What on earth has to give? This is the point. Work with me from verse five into verse six. So we can do the second section now, because in verse five, the really subtle transition that happens, and it hits with profundity. When we get to verse six, it'll be crystal clear. But in verse five, it's very subtle. In Isaiah, it's more obvious as you're reading it in Isaiah, and he describes the Gods not being able to hear or speak or offer any prophecies or anything like that. He also switches the language a little and begins to say it about the people who are creating the gods. And so he says, My people are as vain as the gods they worship. Vain, meaning empty, having no content whatsoever. And so they're empty. So my people are empty, and that's the real problem. It's, you know, it's not that you're worshiping a false god. It's that you are worshiping a false god. It's the people who are looking to those gods that are creating the.

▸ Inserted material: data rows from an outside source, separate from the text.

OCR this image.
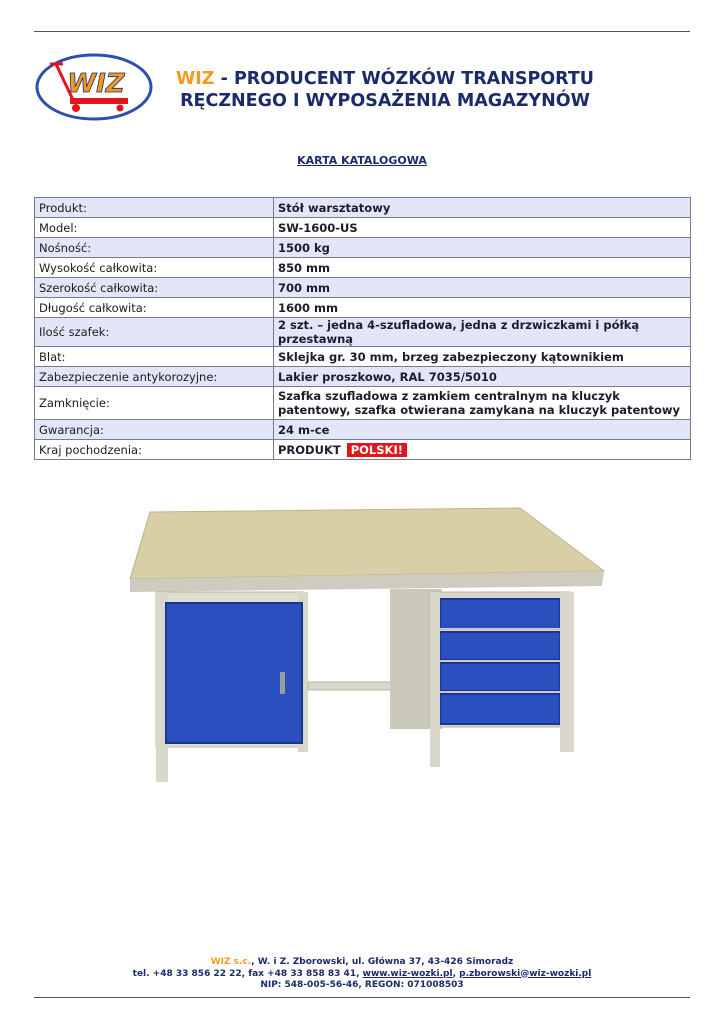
WIZ	WIZ - PRODUCENT WÓZKÓW TRANSPORTU
RĘCZNEGO I WYPOSAŻENIA MAGAZYNÓW
KARTA KATALOGOWA
Produkt:	Stół warsztatowy
Model:	SW-1600-US
Nośność:	1500 kg
Wysokość całkowita:	850 mm
Szerokość całkowita:	700 mm
Długość całkowita:	1600 mm
Ilość szafek:	2 szt. – jedna 4-szufladowa, jedna z drzwiczkami i półką przestawną
Blat:	Sklejka gr. 30 mm, brzeg zabezpieczony kątownikiem
Zabezpieczenie antykorozyjne:	Lakier proszkowo, RAL 7035/5010
Zamknięcie:	Szafka szufladowa z zamkiem centralnym na kluczyk patentowy, szafka otwierana zamykana na kluczyk patentowy
Gwarancja:	24 m-ce
Kraj pochodzenia:	PRODUKT POLSKI!
WIZ s.c., W. i Z. Zborowski, ul. Główna 37, 43-426 Simoradz
tel. +48 33 856 22 22, fax +48 33 858 83 41, www.wiz-wozki.pl, p.zborowski@wiz-wozki.pl
NIP: 548-005-56-46, REGON: 071008503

Way their countries are, the way the nations are, the way this inequality and oppression and inactivity permeates the world. It's about the people who are there and so very subtly, he's introducing the transition to say, Yeah, God stepped in to judge among all the gods. And you know who his judgment actually fell on
you can read it in verse six, when God says, Now we know that he's talking to people here, men here, humans here. In verse six, because of the way it comes into the New Testament. And in John 10, Jesus quotes this line that we're about to read here in verse six, he quotes this line, when the Pharisees, the scribes, the chief priests, everybody is upset that He's declaring himself the Son of God, that He refers to Yahweh as his father, that he's doing the will of his Father. And why should you trust my testimony? Because I'm doing the works of my Father. And so they say to him, Well, you're making yourself equal with God. How dare you? And his response is to say, Well, now let's think through this. And he gives them an argument about the scriptures, where he says, I mean, your scriptures say, I said God said you are God's and you shall die every one of you, just like the princess. So if the scriptures can't be broken, then who's violating God's Will here, me or you? And he's pointing back to them and saying they're doing it. So we know how he uses it in the New Testament. But it makes it clear here that if we're looking for context, who God is speaking to here, if we didn't have that context at all, we would still have to, we still end up reading it this way. So look at it with me here in verse six, when it says, I said, You are Gods Sons of the Most High. So let's just say we're reading it completely oblivious to what Jesus does with it in John 10, hundreds of years before, and just trying to make sense of this poem where a God who says, There are no other gods, is now giving us a Psalm where he walks into the room where all the other gods are and begins to speak to them and says, Okay, so I said, You are gods, sons of the Most High all of you, nevertheless, like Men, you shall die and fall like any prince. So
even if you didn't know it from John 10, you would read this and say, well, by the end of the verse, He's clearly talking about people. They're just dying. They think they have control. Then you think about this whole history in the Old Testament, where when God speaks, when a prophet speaks to a nation, it speaks to their God by speaking to their king or their prince. This is the person who represents that God in their nation, and so he's just saying to them, that's all there is. I mean, you have you people. You're the ones who are creating these problems. You're the ones who are promoting injustice and oppression and the lethargy or inactivity or apathy that allows people to remain in their suffering. So God walking into the Council of all of the gods is actually God walking into this place in the world where he looks at us as human beings and says, I gave you the authority to make this right. I gave you the ability to do the right thing. You you want to say, well, our demons are causing this problem. Demons are real. I don't doubt that one tiny bit the activity of Satan is real in the world and real in our lives. No doubt about it. But everything when it comes to moral responsibility falls first on us. This is the point in a counseling session when the counselor looks back at you and says, So, let me understand you think this person and this person and this person and this person is wrong. Do you think anything wrong resides in you? Do
you think there's any of this that could be your responsibility? And we, we don't, we don't like that at all. You know, it's like, yeah, we have in logic. There's a fallacy. I teach logic when I when I teach courses at the at the school I was a professor before I became my current position. And logic is one of the courses I teach, and we have, there's a fallacy in logic, a common fallacy. It's called the tuquoque fallacy.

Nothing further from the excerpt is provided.